Pacing back and forth, I shook my head trying to figure out what to do. Time was running out. Finally, I bundled up Denny – with his sleeper on – and drove off to the recital with him.

"We'll sit in the front row, Denny," I whispered. "You have to be very quiet and listen."

He nodded, said "Uh-huh," and we sat down. Through three recital pieces, Denny held my hand, but then my turn came. "Why did I decide to do this? I do need a creative outlet, but ..." I thought.

Turning to Denny and letting go of his hand, I put my finger to my lips and stood up, leaving him sitting there in the front row. The piano seemed a mile away. I stepped up on to the small stage. The bench loomed before me. Slowly, I sat down.

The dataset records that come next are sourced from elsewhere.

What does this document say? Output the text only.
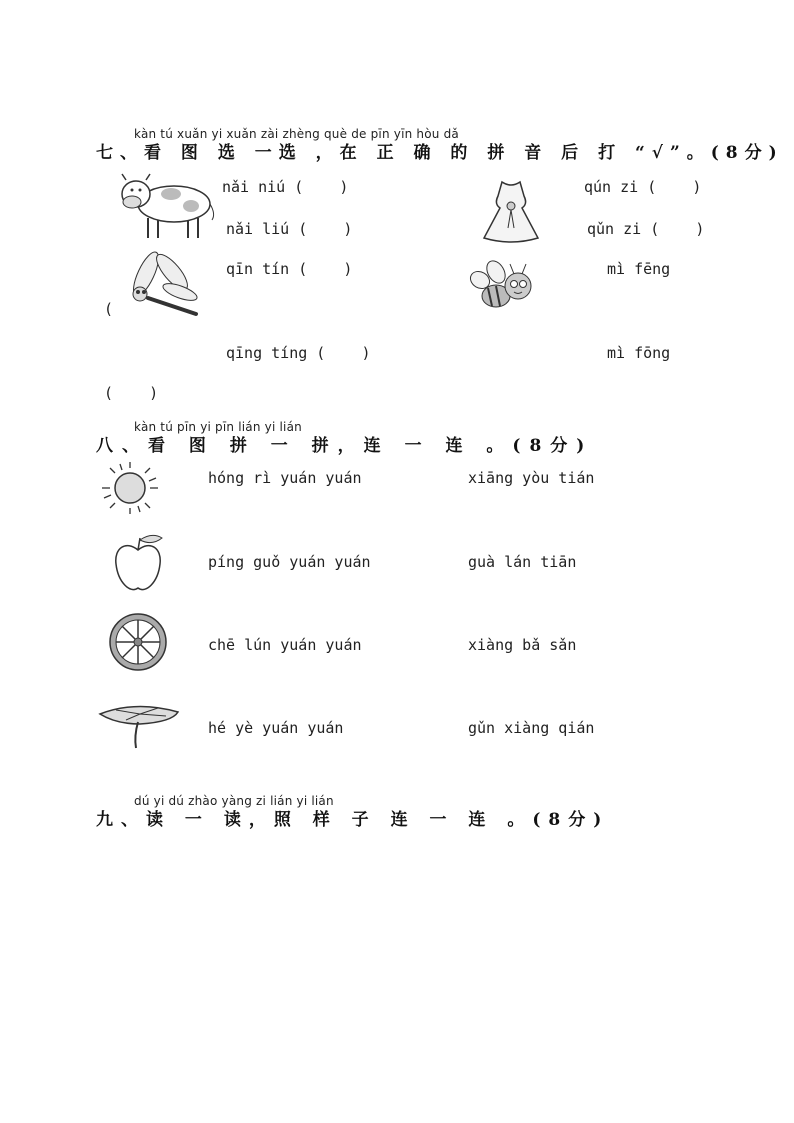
kàn tú xuǎn yi xuǎn zài zhèng què de pīn yīn hòu dǎ
七、看 图 选 一选 ，在 正 确 的 拼 音 后 打 “√”。(8分)
nǎi niú (    )
nǎi liú (    )
qún zi (    )
qǔn zi (    )
qīn tín (    )
(
qīng tíng (    )
(    )
mì fēng
mì fōng
kàn tú pīn yi pīn lián yi lián
八、看 图 拼 一 拼，连 一 连 。(8分)
hóng rì yuán yuán
píng guǒ yuán yuán
chē lún yuán yuán
hé yè yuán yuán
xiāng yòu tián
guà lán tiān
xiàng bǎ sǎn
gǔn xiàng qián
dú yi dú zhào yàng zi lián yi lián
九、读 一 读，照 样 子 连 一 连 。(8分)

After a long breath, I started to play. A few measures into the piece, I heard quiet snickering. I kept playing. A small body wormed up onto the piano bench next to me. I continued to play. I heard tinkling on the high keys. I kept right on playing. I sighed. Almost over, I thought: last phrase, last measure, last note. Whew!

I glanced over at Denny plinking. "OK, we're done," I told him. Taking my hand, he slid off the bench. We stood at the front of the platform, and I leaned down. "Bow with me," I whispered.

We bowed, and the class applauded. Denny and I looked up at the people in the audience. Someone in the back stood up. Before long, others joined her. We finished the recital by receiving a standing ovation.